A tale proposito, anche l’ANAC con la nota n. 2022-75508 del 23.09.2022 avente ad oggetto proprio il caso in esame, nel richiamare la norma e le Linee guida emanate ricorda come: - non vi siano altre possibilità per rigettare un’istanza di accesso civico generalizzato al di là di quelle indicate espressamente nell’articolo citato nei commi da 1 a 3”.
Sulla base di quanto evidenziato, l’unica possibilità di diniego della richiesta consiste nell’individuazione di un interesse pubblico tale da costituire un’eccezione alla regola.

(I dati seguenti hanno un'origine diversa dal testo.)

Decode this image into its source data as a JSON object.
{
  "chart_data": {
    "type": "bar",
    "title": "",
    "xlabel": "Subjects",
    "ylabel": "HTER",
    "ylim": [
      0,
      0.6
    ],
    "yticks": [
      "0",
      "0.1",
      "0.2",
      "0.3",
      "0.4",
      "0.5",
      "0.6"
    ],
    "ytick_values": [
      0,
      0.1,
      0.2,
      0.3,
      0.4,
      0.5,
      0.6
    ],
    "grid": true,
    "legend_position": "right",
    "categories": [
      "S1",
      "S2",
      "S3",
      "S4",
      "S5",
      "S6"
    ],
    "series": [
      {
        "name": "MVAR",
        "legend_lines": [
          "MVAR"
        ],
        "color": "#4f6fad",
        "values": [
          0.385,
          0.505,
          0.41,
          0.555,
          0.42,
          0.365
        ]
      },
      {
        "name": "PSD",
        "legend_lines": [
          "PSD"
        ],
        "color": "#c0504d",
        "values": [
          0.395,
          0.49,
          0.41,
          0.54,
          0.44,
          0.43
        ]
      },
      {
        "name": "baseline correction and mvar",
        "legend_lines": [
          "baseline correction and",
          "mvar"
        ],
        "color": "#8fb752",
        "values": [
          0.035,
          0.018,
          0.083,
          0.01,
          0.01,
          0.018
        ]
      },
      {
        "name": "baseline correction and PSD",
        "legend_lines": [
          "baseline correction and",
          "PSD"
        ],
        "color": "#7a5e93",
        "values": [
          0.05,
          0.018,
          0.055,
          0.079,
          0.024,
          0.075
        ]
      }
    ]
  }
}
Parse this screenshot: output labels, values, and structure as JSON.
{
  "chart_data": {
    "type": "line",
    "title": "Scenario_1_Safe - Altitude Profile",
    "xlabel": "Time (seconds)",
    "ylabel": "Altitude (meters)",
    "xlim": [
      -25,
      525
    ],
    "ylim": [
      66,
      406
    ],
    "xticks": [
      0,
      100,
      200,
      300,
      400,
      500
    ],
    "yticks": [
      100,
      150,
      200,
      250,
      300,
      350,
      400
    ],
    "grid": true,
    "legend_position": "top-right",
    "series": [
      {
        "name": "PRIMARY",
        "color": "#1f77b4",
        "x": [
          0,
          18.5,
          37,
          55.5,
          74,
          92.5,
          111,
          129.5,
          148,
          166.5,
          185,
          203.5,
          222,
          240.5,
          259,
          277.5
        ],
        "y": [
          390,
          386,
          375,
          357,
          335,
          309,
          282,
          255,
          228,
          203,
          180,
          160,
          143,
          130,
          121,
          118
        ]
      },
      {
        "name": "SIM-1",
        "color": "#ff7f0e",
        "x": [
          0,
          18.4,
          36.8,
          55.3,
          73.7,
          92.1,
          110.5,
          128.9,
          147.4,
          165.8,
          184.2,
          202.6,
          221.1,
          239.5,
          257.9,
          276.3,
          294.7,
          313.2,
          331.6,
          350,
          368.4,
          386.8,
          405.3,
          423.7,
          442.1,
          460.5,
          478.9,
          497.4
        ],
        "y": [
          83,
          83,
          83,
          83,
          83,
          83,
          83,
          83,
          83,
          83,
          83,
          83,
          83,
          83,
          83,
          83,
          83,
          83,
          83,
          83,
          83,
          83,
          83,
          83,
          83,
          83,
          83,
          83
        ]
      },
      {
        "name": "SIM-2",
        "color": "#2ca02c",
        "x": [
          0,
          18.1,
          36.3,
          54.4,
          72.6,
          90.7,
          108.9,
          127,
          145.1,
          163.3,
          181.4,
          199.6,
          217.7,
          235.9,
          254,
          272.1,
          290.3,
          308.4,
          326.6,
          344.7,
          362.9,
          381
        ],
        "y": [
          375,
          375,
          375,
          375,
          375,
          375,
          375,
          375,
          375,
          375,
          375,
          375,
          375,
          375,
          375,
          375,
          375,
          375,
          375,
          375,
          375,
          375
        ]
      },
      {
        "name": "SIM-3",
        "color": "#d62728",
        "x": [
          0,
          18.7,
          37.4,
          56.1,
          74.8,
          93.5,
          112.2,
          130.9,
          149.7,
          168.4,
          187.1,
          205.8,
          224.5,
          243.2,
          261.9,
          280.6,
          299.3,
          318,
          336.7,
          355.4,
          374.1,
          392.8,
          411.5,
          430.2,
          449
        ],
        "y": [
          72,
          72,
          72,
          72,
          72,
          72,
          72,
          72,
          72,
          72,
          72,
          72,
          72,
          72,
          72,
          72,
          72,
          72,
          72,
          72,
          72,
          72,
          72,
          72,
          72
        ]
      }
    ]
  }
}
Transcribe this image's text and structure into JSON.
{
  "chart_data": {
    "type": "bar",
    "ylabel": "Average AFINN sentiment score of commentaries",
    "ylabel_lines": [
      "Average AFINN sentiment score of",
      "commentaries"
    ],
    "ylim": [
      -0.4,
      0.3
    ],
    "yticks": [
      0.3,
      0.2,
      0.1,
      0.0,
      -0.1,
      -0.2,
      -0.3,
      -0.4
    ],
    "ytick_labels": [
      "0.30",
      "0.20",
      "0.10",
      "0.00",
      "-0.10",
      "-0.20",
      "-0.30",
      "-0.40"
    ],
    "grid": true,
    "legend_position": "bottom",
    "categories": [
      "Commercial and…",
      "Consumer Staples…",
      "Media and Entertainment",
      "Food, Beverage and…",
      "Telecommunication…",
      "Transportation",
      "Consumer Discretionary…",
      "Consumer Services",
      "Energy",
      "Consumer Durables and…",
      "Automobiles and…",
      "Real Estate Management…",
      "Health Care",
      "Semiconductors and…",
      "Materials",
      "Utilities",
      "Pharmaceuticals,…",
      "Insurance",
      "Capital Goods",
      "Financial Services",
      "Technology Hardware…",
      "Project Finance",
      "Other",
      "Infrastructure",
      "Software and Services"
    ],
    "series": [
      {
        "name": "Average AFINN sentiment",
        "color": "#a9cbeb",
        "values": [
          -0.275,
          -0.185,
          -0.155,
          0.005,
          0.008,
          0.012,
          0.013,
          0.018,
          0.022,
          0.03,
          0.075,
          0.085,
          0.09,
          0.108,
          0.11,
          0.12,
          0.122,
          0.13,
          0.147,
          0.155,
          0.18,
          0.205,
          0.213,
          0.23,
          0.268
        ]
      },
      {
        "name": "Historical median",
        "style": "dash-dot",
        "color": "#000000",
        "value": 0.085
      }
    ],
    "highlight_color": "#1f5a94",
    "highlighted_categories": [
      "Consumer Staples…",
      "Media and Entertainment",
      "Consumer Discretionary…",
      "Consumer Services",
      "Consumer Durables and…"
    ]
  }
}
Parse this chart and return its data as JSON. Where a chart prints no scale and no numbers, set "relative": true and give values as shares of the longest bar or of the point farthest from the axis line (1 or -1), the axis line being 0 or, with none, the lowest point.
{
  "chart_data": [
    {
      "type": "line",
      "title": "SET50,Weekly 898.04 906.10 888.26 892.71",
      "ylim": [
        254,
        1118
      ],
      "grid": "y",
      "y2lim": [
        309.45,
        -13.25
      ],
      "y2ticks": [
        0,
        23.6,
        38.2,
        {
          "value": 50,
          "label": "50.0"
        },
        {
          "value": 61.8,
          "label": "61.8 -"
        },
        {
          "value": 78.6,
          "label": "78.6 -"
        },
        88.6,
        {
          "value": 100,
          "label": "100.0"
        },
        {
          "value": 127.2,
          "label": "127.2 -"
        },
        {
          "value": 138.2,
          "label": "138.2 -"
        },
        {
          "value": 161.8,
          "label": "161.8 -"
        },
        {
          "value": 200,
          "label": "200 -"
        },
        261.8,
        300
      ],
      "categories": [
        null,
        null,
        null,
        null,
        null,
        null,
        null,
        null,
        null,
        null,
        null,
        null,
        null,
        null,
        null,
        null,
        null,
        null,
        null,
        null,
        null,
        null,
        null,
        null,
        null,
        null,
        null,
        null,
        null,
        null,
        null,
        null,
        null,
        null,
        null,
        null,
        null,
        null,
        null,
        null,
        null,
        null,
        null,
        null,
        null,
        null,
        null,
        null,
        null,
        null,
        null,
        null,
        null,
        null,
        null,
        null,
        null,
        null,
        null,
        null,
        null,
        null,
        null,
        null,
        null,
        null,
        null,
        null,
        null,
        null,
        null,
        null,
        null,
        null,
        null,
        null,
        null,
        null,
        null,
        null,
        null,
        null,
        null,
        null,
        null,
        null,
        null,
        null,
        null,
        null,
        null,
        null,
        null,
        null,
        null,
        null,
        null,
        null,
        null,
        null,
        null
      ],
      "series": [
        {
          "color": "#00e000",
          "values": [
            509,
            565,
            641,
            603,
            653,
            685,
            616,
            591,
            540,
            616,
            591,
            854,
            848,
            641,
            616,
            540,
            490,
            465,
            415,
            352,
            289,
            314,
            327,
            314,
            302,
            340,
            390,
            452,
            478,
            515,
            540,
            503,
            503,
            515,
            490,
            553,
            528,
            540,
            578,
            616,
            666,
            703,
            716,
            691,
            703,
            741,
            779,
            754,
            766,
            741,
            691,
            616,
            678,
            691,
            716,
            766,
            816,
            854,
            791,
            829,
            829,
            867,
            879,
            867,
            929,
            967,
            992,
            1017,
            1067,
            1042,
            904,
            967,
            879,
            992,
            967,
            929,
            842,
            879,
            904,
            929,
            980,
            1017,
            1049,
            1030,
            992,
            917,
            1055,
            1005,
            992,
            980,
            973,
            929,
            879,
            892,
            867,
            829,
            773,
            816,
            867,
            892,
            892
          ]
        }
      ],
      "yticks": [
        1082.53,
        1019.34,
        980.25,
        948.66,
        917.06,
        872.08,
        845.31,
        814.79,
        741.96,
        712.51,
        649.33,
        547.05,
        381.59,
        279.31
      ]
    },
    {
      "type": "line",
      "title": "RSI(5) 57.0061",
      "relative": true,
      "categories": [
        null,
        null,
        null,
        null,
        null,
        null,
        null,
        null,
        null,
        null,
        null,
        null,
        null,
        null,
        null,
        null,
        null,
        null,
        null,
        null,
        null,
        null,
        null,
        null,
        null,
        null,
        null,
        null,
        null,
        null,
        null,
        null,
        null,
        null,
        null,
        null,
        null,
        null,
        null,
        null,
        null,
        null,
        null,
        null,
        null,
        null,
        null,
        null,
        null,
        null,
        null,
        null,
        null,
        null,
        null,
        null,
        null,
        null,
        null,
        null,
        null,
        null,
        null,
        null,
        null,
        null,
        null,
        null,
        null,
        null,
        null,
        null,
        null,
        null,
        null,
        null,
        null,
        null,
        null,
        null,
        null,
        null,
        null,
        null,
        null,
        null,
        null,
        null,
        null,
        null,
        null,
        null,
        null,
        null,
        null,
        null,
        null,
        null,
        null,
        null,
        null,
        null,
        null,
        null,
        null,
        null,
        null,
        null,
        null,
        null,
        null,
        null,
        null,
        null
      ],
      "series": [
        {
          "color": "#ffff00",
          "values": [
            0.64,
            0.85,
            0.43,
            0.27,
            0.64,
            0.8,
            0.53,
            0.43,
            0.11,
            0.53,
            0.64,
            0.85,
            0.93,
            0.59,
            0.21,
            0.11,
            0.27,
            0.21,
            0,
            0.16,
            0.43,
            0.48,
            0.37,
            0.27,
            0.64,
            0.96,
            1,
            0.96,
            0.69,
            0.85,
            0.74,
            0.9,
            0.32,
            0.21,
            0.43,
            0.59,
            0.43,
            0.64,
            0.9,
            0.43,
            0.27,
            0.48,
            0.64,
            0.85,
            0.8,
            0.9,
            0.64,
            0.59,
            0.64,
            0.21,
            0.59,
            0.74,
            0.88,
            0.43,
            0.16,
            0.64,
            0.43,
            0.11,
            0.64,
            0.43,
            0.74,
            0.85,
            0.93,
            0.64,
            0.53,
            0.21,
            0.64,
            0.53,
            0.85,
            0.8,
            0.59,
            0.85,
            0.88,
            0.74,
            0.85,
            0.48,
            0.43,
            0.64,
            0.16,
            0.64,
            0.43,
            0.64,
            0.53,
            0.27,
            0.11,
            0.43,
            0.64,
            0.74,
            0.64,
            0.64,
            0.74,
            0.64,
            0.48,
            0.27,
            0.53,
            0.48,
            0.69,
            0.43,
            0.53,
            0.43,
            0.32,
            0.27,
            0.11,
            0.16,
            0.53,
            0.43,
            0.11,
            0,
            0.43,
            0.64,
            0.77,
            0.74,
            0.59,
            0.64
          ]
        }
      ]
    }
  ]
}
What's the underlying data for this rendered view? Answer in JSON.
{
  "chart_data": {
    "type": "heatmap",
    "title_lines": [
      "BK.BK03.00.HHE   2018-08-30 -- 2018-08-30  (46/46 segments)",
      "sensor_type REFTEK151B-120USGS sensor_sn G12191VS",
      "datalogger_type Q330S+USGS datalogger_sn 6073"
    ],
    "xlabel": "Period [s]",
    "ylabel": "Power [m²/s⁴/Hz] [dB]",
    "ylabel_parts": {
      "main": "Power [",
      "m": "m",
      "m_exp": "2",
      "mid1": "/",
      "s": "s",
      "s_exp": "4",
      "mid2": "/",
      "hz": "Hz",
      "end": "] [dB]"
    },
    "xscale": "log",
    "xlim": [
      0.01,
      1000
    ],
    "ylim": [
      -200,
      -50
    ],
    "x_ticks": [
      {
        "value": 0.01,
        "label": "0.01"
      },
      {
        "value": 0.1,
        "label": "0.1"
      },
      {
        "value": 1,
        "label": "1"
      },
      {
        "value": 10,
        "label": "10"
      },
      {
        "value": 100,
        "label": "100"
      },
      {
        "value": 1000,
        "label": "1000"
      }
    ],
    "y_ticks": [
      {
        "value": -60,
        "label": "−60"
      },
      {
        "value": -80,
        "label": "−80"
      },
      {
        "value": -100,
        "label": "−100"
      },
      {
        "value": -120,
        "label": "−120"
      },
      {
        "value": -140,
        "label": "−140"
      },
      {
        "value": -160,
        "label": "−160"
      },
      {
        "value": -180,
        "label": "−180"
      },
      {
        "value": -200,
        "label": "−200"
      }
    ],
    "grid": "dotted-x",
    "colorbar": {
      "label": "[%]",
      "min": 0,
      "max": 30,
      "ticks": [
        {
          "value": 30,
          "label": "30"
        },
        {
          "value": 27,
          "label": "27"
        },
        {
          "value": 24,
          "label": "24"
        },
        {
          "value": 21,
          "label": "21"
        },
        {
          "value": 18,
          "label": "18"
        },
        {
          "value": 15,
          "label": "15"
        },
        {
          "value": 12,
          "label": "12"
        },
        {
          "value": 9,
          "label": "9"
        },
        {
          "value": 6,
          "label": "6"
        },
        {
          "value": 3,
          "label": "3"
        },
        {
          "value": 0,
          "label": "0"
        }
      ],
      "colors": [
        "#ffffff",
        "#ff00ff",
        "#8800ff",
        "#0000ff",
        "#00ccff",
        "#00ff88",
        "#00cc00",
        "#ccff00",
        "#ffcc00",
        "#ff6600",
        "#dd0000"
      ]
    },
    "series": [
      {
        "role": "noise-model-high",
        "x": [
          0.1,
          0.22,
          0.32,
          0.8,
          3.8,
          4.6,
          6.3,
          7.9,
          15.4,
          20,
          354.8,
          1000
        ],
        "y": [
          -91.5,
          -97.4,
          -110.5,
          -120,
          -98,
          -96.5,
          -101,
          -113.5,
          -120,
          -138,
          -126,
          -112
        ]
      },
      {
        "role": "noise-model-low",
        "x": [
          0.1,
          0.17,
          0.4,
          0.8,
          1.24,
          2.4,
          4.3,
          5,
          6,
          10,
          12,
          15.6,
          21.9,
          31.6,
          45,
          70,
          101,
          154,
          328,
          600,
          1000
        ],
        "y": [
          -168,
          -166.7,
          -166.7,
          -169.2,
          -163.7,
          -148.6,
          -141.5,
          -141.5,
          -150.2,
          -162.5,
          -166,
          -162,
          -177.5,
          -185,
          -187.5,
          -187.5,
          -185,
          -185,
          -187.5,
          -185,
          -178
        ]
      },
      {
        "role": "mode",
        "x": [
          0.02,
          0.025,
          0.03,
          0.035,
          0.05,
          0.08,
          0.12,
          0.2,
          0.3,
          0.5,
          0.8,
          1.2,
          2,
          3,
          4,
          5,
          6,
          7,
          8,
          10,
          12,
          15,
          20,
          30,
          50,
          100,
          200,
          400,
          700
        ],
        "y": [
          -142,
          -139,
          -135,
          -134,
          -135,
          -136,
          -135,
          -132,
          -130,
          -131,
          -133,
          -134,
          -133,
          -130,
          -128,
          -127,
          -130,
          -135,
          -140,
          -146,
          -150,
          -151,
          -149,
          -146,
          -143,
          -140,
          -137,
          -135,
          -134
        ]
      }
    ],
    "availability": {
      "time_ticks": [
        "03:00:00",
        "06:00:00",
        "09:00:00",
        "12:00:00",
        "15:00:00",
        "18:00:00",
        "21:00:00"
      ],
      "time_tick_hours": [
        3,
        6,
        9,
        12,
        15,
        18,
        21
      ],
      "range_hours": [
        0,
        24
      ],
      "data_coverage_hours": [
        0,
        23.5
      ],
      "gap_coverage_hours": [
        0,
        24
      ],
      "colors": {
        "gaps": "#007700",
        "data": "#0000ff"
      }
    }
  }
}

E ancora l’Autorità Nazionale Anticorruzione (ANAC) con Delibera 28/12/2016, n. 1309: L’amministrazione è tenuta a consentire l’accesso generalizzato anche quando riguarda un numero cospicuo di documenti ed informazioni, a meno che la richiesta risulti manifestamente irragionevole, tale cioè da comportare un carico di lavoro in grado di interferire con il buon funzionamento dell’amministrazione”.
La valutazione finale sarà soggettiva, pertanto difficilmente contestabile.